Paul Vecchali s'est expliqué sur la façon dont il a élaboré son cinquième film "La Machine" (1977) peu après l'exécution de Christian Ranucci (Le Pull-over rouge) et l'inculpation de Patrick Henry, qui échappera à la peine de mort grâce à la plaidoirie de son avocat, Maître Robert Badinter. A partir des éléments préétablis, Jean-Christophe Bouvet a "choisi" son crime, en a imaginé le mode, m'a proposé plusieurs décors et a rédigé un mémoire sur les circonstances de ce crime...De nombreuses personnalités du cinéma apparaissent dans le film, chacune improvisant son dialogue, en particulier les cinéastes Marie-Claude Treilhou, Jean-Claude Guiguet, Jean-Claude Biette, Jean-François Stévenin et Gérard Blain.

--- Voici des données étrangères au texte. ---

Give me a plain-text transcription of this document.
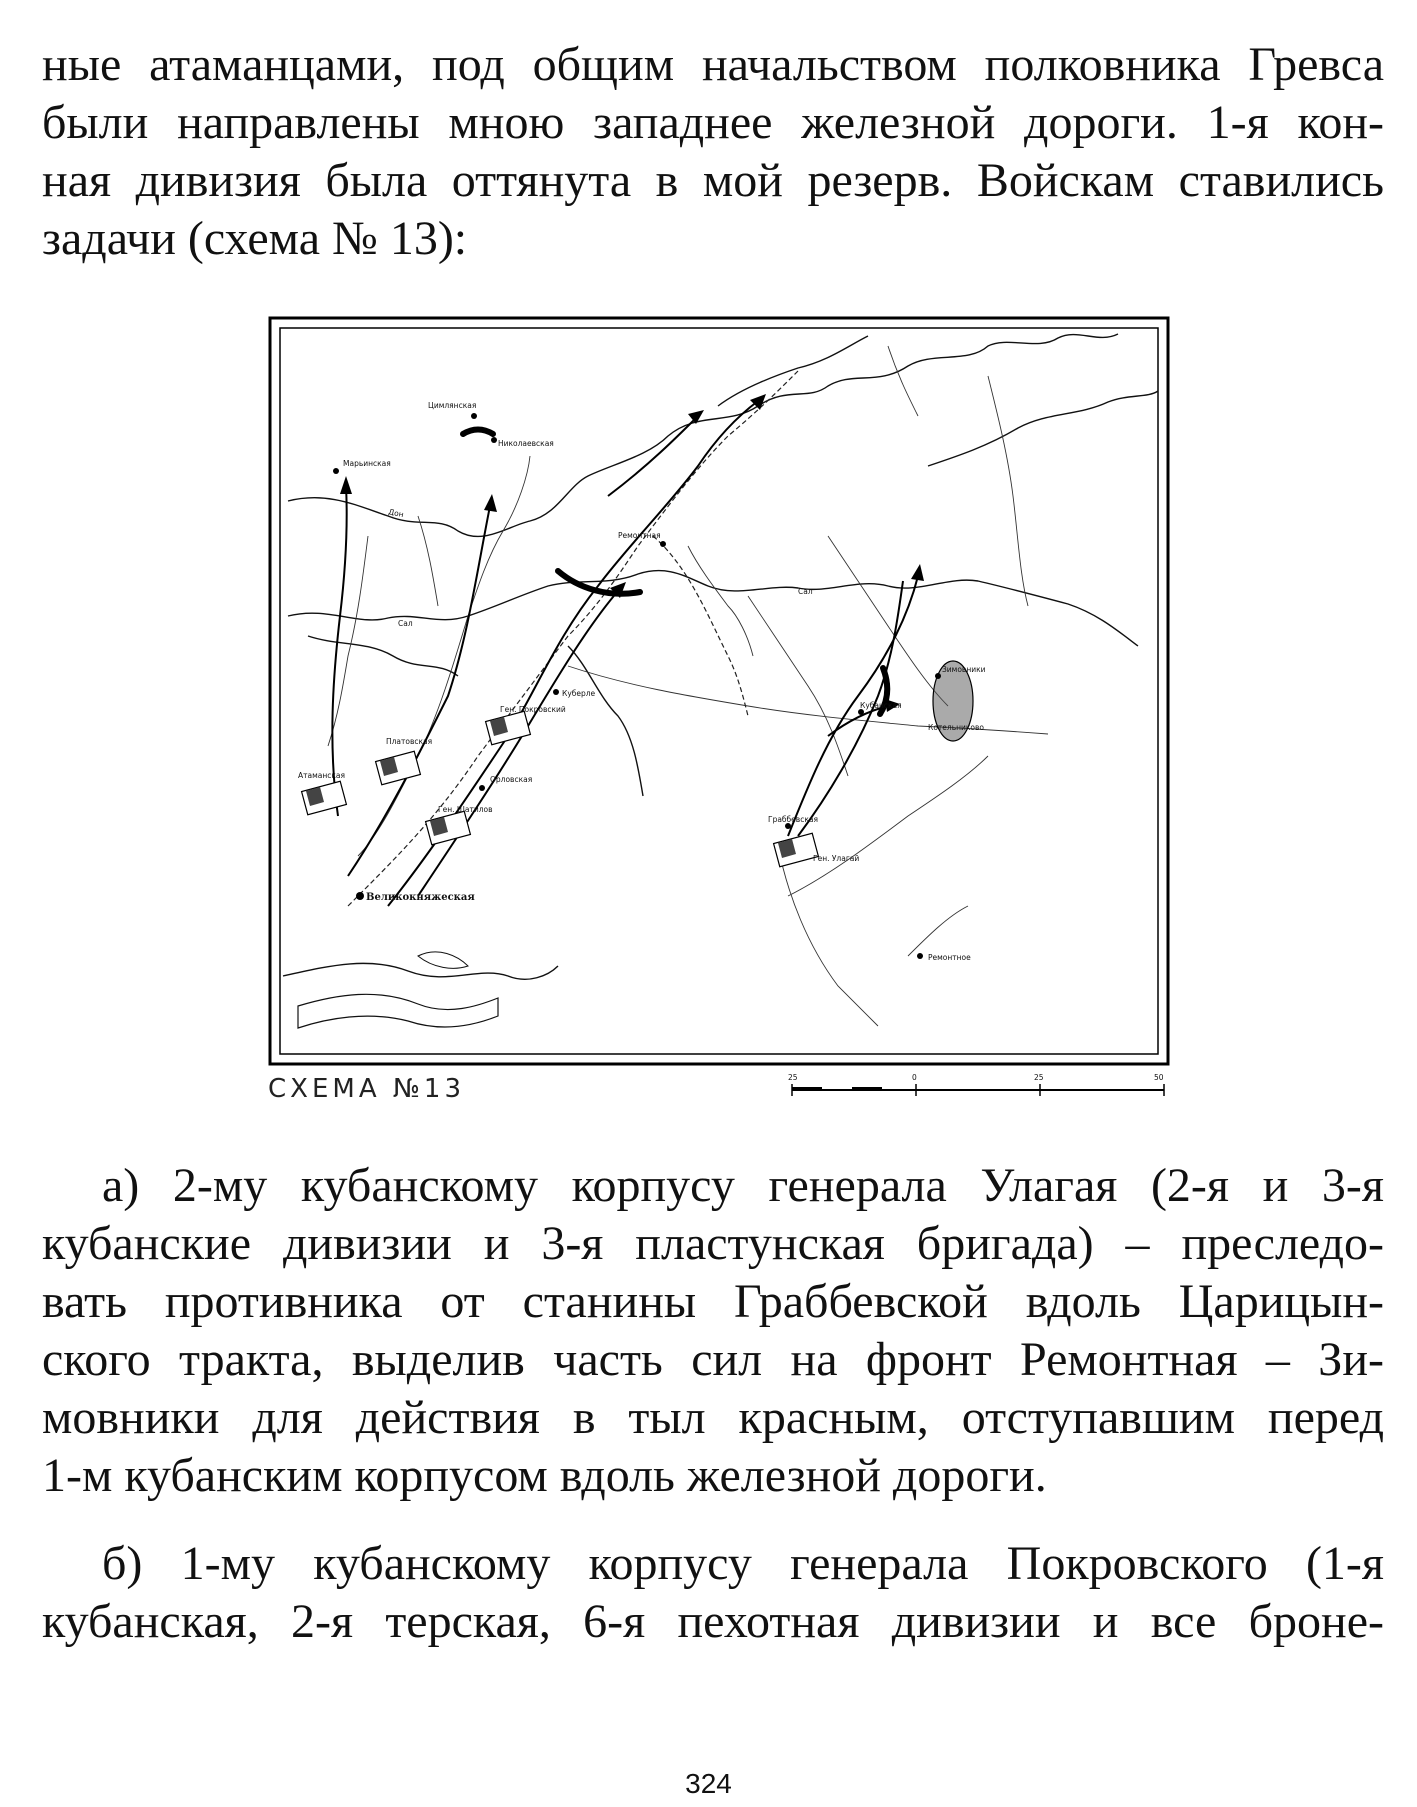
ные атаманцами, под общим начальством полковника Гревса
были направлены мною западнее железной дороги. 1-я кон-
ная дивизия была оттянута в мой резерв. Войскам ставились
задачи (схема № 13):
Цимлянская
Николаевская
Марьинская
Дон
Ремонтная
Сал
Сал
Куберле
Зимовники
Котельниково
Орловская
Платовская
Атаманская
Кубанская
Великокняжеская
Граббевская
Ремонтное
Ген. Покровский
Ген. Шатилов
Ген. Улагай
СХЕМА №13	25	0	25	50
а) 2-му кубанскому корпусу генерала Улагая (2-я и 3-я
кубанские дивизии и 3-я пластунская бригада) – преследо-
вать противника от станины Граббевской вдоль Царицын-
ского тракта, выделив часть сил на фронт Ремонтная – Зи-
мовники для действия в тыл красным, отступавшим перед
1-м кубанским корпусом вдоль железной дороги.
б) 1-му кубанскому корпусу генерала Покровского (1-я
кубанская, 2-я терская, 6-я пехотная дивизии и все броне-
324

En 1979, sort sur les écrans "Corps à coeur" une histoire déchirante, d'un amour impossible entre un jeune homme d'une trentaine d'années et d'une femme mûre d'une cinquantaine d'année, interprétée par Hélène Surgère, laquelle sera à nouveau à l'affiche du film "C'est la vie" (1981). Paul Vecchiali avait déclaré lors du tournage du film "En haut des marches" (1983) : "J'ai essayé avec "En haut des marches" de faire le portrait d'une femme détruite par la guerre et qui tente de renaître de ses cendres"...Ce fut Danielle Darrieux la principale actrice du film.

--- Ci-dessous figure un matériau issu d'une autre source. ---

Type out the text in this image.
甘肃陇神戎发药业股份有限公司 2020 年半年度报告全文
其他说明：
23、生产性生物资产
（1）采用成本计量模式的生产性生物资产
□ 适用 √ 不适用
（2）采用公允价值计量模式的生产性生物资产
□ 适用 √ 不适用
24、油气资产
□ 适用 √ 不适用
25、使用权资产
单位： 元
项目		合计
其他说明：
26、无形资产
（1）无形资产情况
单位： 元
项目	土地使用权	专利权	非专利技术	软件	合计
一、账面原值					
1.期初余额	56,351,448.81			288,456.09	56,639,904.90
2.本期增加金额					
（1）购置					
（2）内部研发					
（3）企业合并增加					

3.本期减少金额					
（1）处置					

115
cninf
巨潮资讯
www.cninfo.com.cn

Il aura fallu six heures pour tourner "Trous de mémoire" (1985), six nuits pour "Le Café de Jules" (1988) (Tourné du 6 au 12 février 1988, présenté au Festival de Cannes dans la section "Perspectives du cinéma français), quatre jours pour "C'est la vie", dix pour "Encore/Once More" (1988) (Tourné à Paris et Trouville du 25 octobre au 6 novembre 1987, le film a représenté la France à la 45e Mostra de Venise, en 1988). Mais la rapidité ne se justifiant qu'associée qu'avec l'efficacité et la complicité, Vecchiali s'est entouré d'une équipe de techniciens fidèles, rompus à ses méthodes de travail et de pensée : Georges Strouvé à la caméra, le musicien Roland Vincent, Henri Moline et Antoine Bonfonti au son et, à la table de montage...Vecchiali !
Paul Vecchiali aura tourné une cinquantaine de films, en prenant compte également les films tournés pour la télévision; il été à la tête d'une oeuvre, où la TV prenait une place importante, reconnue et sujet de thèses, en Italie où Pasolini, amoureux de "Femmes, femmes" (1974) s'est fait l'interprète d'un auteur dont le Festival de Venise invite régulièrement les films en compétition. En France, cette œuvre faisait l'objet de vives controverses : ses détracteurs ont été aussi violents que furent inconditionnels ses thuriféraires, "bon signe" disaient certains dont Vecchiali qui, par ailleurs, n'a pas arrêté de tourner. En 2014, il tourne "Nuits blanches sur la jetée" pour finir en 2022, avec deux autres films "Pas...de quartier" et "Bonjour la langue". Ce cinéaste frondeur est mort le mercredi 18 janvier 2022 à l'âge de 92 ans.